Sample code showing how to use Spark Streaming with Kafka.
- Apache Spark (tested with 2.3.3 pre-built for Hadoop)
- Python (tested with 3.7.3)
- Apache Avro for Python 3 (tested with 1.8.2)
- Docker
If you're using Apache Spark with pre-built Hadoop, it's highly recommended to create a SPARK_HOME
environment variable in your ~/.bash_profile
or ~/.zshrc
file like so:
# Spark
export SPARK_HOME="/Users/robert.dempsey/Applications/spark-2.3.3-bin-hadoop2.7"
export PATH=$PATH:$SPARK_HOME/bin
This makes it easy to call the Spark executables, and the shell scripts in this repo rely on that variable existing.
Clone this repo and cd into the directory.
Create a new Python 3.7.3 environment, activate it, and install the additional packages:
$ conda create -n pyspark_env python=3.7.3
$ source activate pyspark_env
$ pip install -r requirements.txt
Download and install Apache Avro:
$ tar xvf avro-1.8.2.tar.gz
$ cd avro-1.8.2
$ sudo python setup.py install
$ python
>>> import avro # should not raise ImportError
There are examples showing parsing JSON and avro. They run the same way, so let's see how to run the avro example. From the root directory:
Launch the Docker containers:
$ docker-compose up -d
$ docker ps
In one terminal window, run the avro producer:
$ python avro/avro_producer.py
In another terminal window, run the avro consumer as a check:
$ python avro/avro_consumer.py
If everything is working you should see the messages being produced to Kafka by the producer script and consumed by the consumer script.
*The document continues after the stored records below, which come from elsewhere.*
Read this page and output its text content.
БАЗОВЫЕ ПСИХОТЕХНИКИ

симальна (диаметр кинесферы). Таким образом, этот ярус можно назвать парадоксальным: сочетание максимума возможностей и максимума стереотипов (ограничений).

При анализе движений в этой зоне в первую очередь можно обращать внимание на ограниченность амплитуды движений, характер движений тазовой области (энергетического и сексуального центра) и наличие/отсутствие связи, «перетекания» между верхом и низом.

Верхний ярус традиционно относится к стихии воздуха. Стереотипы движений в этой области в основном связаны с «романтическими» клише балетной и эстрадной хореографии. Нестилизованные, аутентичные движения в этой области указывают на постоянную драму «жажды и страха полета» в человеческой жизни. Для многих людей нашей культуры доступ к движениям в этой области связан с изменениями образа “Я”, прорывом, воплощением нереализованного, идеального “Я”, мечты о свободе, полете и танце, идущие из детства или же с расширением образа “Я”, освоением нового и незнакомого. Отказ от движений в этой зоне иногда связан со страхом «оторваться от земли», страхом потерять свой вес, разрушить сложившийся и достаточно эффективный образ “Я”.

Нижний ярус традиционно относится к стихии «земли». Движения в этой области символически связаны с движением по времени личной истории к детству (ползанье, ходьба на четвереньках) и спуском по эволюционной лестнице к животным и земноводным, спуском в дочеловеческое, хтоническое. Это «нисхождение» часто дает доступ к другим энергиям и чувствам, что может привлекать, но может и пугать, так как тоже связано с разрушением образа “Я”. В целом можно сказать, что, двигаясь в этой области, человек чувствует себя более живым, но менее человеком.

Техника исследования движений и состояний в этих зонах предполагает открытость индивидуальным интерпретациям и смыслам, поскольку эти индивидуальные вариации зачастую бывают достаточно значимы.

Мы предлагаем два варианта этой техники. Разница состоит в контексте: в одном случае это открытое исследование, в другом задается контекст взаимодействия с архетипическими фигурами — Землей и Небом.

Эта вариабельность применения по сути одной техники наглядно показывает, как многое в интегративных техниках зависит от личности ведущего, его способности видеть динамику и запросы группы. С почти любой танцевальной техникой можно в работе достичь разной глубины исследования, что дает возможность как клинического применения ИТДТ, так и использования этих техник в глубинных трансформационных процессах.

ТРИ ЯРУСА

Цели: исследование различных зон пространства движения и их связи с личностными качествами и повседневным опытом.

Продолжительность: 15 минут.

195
Now, stop the consumer script and run the shell script to use Spark Streaming:
$ chmod +x spark_submit_avro.sh
$ ./spark_submit_avro.sh
It takes a minute for Spark to get going, however once it does you should see output like this:
-------------------------------------------
Time: 2019-05-20 05:20:15
-------------------------------------------
{'name': 'Robert', 'favorite_number': 0, 'favorite_color': 'blue'}
{'name': 'Robert', 'favorite_number': 1, 'favorite_color': 'blue'}
{'name': 'Robert', 'favorite_number': 2, 'favorite_color': 'blue'}
{'name': 'Robert', 'favorite_number': 3, 'favorite_color': 'blue'}
{'name': 'Robert', 'favorite_number': 4, 'favorite_color': 'blue'}
{'name': 'Robert', 'favorite_number': 5, 'favorite_color': 'blue'}
{'name': 'Robert', 'favorite_number': 6, 'favorite_color': 'blue'}
{'name': 'Robert', 'favorite_number': 7, 'favorite_color': 'blue'}
{'name': 'Robert', 'favorite_number': 8, 'favorite_color': 'blue'}
{'name': 'Robert', 'favorite_number': 9, 'favorite_color': 'blue'}
As Spark is processing the Kafka stream in mini-batches, you'll continue to see messages like this while the producer continues to produce events.